Some parents didn’t see the point of having fun, either. One of our mommas called us up to complain about the concept of a Halloween party at the hagwon. Shouldn’t they be studying? Shouldn’t teachers be ramming more TOEFL preparation down the throats of eleven year olds, even though they just took their semester test? Who will think of the children?! She refused to allow her daughter to attend on the grounds that it was a waste of time, but failed to realize that only one of three contact hours was spent in Halloween mode. Two thirds of the TOEFL and teaching was still intact, but she knew better. If anyone was going to waste her child’s time, it was going to be her. Besides, childhood isn’t for fun. It’s for studying.

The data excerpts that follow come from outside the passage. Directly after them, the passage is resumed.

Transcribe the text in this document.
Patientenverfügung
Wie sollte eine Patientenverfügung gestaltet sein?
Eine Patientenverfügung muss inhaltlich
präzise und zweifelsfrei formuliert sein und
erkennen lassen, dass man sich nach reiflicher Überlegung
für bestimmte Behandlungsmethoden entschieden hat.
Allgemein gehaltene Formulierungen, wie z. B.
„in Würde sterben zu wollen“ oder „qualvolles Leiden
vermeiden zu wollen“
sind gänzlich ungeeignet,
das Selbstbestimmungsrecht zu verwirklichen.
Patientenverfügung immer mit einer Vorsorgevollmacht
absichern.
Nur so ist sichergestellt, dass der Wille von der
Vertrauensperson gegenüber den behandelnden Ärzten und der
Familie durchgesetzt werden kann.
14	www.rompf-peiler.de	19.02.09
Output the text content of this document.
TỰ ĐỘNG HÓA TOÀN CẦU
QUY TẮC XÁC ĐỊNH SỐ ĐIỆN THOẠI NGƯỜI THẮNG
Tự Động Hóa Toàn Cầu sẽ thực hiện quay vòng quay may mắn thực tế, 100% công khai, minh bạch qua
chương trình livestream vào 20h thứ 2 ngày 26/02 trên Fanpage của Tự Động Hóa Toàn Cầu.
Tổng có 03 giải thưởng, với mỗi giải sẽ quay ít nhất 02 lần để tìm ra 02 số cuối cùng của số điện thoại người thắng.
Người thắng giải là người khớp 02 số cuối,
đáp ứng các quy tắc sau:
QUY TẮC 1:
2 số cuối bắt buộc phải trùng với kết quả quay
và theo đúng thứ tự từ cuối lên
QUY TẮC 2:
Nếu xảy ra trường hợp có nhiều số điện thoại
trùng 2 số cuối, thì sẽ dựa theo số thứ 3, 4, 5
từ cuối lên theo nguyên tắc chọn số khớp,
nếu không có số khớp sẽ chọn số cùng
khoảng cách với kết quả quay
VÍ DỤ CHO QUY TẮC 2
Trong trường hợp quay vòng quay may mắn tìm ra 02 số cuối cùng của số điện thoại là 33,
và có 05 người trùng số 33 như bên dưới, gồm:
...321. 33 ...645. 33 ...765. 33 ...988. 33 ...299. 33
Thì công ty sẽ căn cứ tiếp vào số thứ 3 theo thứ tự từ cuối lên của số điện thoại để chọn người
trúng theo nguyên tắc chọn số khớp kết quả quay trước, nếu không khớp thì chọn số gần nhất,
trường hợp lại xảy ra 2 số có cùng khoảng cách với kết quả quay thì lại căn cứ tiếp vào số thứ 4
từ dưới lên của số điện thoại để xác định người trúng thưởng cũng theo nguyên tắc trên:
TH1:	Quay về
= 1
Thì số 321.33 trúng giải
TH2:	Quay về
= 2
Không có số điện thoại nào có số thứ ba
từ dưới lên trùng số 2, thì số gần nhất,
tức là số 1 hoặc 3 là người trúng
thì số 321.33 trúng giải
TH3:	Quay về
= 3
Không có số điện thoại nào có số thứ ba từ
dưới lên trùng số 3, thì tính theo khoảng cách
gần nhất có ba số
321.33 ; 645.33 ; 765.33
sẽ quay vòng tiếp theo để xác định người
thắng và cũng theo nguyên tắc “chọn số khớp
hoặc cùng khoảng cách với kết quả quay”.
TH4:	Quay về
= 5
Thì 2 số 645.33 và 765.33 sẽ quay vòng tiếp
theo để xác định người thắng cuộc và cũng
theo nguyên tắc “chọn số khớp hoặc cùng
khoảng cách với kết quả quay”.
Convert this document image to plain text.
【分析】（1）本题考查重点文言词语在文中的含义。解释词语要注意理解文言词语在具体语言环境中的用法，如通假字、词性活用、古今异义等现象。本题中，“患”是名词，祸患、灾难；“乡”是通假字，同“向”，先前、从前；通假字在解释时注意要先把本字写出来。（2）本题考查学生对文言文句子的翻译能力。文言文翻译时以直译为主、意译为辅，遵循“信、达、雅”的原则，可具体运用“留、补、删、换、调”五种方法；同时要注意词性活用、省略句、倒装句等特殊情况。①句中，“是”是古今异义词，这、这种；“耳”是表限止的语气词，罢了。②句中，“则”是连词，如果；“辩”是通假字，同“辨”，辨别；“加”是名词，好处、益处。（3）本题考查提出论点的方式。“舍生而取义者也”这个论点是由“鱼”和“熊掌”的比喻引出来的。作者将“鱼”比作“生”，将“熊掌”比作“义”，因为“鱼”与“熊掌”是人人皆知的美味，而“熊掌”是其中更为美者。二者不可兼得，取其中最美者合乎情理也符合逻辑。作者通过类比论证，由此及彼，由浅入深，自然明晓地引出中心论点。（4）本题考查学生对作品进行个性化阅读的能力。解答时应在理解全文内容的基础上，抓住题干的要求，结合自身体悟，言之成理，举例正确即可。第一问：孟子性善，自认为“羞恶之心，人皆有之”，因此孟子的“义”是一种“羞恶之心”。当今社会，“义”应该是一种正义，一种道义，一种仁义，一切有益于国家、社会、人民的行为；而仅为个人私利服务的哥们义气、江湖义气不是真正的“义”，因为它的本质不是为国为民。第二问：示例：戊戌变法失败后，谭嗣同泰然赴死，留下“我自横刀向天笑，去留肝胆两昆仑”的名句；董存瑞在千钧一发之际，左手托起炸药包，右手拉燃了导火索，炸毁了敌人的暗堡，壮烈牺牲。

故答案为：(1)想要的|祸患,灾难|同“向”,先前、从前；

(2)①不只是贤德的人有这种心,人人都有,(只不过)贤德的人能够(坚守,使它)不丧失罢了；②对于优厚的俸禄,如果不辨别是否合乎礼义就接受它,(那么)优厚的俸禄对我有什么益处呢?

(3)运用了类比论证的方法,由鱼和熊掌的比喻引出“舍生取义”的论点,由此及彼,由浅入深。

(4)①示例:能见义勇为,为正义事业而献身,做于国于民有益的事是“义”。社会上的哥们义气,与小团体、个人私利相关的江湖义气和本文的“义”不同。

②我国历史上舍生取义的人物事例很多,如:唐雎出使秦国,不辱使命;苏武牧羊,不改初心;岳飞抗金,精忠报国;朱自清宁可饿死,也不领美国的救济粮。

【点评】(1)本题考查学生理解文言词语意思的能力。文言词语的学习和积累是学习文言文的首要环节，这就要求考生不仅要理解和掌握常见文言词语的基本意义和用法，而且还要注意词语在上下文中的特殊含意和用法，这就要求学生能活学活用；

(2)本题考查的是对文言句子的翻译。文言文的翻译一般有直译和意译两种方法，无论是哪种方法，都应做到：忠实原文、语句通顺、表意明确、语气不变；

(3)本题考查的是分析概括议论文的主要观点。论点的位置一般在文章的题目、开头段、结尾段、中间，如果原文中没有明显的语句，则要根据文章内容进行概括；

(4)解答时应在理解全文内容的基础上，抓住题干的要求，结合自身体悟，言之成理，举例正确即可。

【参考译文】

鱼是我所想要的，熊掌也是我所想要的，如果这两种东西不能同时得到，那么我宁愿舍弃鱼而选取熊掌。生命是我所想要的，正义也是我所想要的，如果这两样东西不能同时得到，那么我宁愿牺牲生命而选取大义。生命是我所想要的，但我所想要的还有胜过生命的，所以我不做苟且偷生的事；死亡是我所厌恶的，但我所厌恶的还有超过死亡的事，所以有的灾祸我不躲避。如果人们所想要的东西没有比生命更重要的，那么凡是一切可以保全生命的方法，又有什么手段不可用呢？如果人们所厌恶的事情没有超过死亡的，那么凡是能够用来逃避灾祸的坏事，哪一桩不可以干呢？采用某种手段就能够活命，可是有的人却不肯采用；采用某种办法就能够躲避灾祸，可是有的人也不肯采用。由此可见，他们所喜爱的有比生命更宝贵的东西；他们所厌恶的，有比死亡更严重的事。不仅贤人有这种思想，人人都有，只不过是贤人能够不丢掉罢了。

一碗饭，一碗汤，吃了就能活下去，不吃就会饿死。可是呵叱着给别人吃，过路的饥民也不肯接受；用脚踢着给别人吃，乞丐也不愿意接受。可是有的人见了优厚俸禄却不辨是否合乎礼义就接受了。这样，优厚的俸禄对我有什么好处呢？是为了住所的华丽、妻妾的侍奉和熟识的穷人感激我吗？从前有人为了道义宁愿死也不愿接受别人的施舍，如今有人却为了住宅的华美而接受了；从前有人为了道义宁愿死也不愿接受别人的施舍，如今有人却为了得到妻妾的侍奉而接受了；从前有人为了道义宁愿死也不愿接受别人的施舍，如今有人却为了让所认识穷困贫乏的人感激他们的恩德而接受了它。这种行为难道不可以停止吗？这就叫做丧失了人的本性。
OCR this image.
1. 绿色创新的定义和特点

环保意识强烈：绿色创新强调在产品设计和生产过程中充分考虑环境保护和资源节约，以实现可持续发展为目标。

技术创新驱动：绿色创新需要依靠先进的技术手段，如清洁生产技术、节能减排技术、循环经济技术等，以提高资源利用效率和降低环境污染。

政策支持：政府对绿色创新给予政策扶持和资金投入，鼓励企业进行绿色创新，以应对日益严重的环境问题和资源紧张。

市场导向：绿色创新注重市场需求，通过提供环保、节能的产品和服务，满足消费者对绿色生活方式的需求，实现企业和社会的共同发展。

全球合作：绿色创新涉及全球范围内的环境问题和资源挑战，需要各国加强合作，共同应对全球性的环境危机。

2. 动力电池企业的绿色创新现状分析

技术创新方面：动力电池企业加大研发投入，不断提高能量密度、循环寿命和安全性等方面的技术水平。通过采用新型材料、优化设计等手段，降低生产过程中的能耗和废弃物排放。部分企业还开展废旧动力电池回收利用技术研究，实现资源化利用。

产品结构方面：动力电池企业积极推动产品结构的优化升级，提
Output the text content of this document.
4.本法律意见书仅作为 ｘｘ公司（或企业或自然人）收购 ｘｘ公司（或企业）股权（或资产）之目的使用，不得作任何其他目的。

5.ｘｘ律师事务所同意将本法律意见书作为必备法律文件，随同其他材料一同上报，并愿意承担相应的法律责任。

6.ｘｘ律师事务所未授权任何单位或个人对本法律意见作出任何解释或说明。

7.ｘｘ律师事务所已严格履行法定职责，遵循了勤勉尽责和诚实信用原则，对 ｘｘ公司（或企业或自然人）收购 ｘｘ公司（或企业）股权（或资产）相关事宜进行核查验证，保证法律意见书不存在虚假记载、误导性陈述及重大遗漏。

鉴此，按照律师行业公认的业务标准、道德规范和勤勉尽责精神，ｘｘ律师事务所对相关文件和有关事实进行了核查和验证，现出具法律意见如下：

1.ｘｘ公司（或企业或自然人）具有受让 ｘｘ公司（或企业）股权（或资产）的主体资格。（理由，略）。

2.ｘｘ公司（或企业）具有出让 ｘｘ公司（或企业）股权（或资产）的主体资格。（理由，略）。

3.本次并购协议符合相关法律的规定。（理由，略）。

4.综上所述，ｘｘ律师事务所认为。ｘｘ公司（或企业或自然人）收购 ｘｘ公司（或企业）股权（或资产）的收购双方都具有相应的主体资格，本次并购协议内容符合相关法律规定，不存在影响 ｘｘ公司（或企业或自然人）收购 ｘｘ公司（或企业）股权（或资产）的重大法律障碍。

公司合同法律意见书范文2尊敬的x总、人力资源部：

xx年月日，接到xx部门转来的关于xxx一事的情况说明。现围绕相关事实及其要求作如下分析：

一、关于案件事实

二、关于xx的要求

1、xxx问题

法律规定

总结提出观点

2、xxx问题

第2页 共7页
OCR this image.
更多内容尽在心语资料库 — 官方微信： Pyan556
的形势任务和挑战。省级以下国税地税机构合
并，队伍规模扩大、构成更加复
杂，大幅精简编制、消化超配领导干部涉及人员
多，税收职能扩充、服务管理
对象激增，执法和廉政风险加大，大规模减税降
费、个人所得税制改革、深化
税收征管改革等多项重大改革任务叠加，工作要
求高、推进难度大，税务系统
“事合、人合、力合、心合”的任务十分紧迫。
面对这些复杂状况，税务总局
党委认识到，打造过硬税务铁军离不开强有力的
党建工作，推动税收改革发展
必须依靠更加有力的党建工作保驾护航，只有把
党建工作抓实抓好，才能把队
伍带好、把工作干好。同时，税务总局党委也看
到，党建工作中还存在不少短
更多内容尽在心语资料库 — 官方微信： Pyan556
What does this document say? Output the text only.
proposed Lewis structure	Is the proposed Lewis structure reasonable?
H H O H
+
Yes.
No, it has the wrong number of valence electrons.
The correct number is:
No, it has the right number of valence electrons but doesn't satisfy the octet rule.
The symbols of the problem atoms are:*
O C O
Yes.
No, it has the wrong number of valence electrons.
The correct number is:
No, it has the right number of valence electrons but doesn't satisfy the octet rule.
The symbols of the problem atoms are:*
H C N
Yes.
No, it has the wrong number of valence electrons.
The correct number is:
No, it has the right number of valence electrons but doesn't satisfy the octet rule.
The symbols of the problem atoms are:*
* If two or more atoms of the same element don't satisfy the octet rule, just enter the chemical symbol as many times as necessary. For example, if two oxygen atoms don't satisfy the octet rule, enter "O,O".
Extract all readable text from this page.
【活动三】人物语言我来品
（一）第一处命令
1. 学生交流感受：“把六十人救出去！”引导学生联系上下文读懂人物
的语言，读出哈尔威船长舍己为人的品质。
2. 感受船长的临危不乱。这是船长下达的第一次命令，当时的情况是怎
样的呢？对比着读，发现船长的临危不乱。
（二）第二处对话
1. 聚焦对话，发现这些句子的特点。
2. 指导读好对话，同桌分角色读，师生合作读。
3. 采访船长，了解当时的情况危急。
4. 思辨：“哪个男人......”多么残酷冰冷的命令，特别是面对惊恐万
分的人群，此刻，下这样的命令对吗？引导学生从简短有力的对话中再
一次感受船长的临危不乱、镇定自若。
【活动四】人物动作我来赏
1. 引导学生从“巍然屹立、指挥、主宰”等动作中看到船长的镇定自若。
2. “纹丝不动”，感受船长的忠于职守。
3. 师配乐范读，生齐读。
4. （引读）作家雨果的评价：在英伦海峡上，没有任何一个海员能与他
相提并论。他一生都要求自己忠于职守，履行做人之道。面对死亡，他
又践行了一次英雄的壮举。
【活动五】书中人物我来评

Today is the real day, and yet our hallways were stripped bare of their decorations before the work day had even come to an end yesterday. Halloween was over before it even began. Today is the day we attempt to haul in more middle school students, so we couldn’t have any appearance of fun or non-studying. It’s always hard for me to reconcile with the fact that this is a business, and not a school. I would do well to remember what a presenter at the last training said, and stop thinking so academically.

And thus on Halloween I snuck some traditions into my classes, carrying candy in a bucket and wearing a subtle pair of giraffe ears in place of a full costume. I brought a small LED Jack o’Lantern, which turned into a favorite when I used it to project a spooky face on the wall. I’m often accused of over-analyzing, and I know for a fact that no one else is sitting around on Halloween watching the cultural intersections of foreign and familiar, Other and identity. But today felt like the most honest representation of the holiday, the quiet infiltration of a bit of the culture in which I was raised. A continuation of my constant self redefinition through travel.
Or then again, maybe it was all just a day where kids watched silly videos, ate too much candy, and then tore around the halls chasing each other with facepaints. That is the heart of the holiday, after all.

Happy Halloween!
You should have offered to read the future for the children and their parents, that would’ve upped the cultural difference/timewasting factor for fun!
Actually, I did “read the future” for the kids. Mostly, I chose the students who were in trouble for not doing homework and said, “I forsee…DETENTION!”
They found it pretty cool. I also predicted love in the future and money.
You’re a true fortuneteller. Now, if you could just foresee the next winning lottery number! Sounds like your future is ready.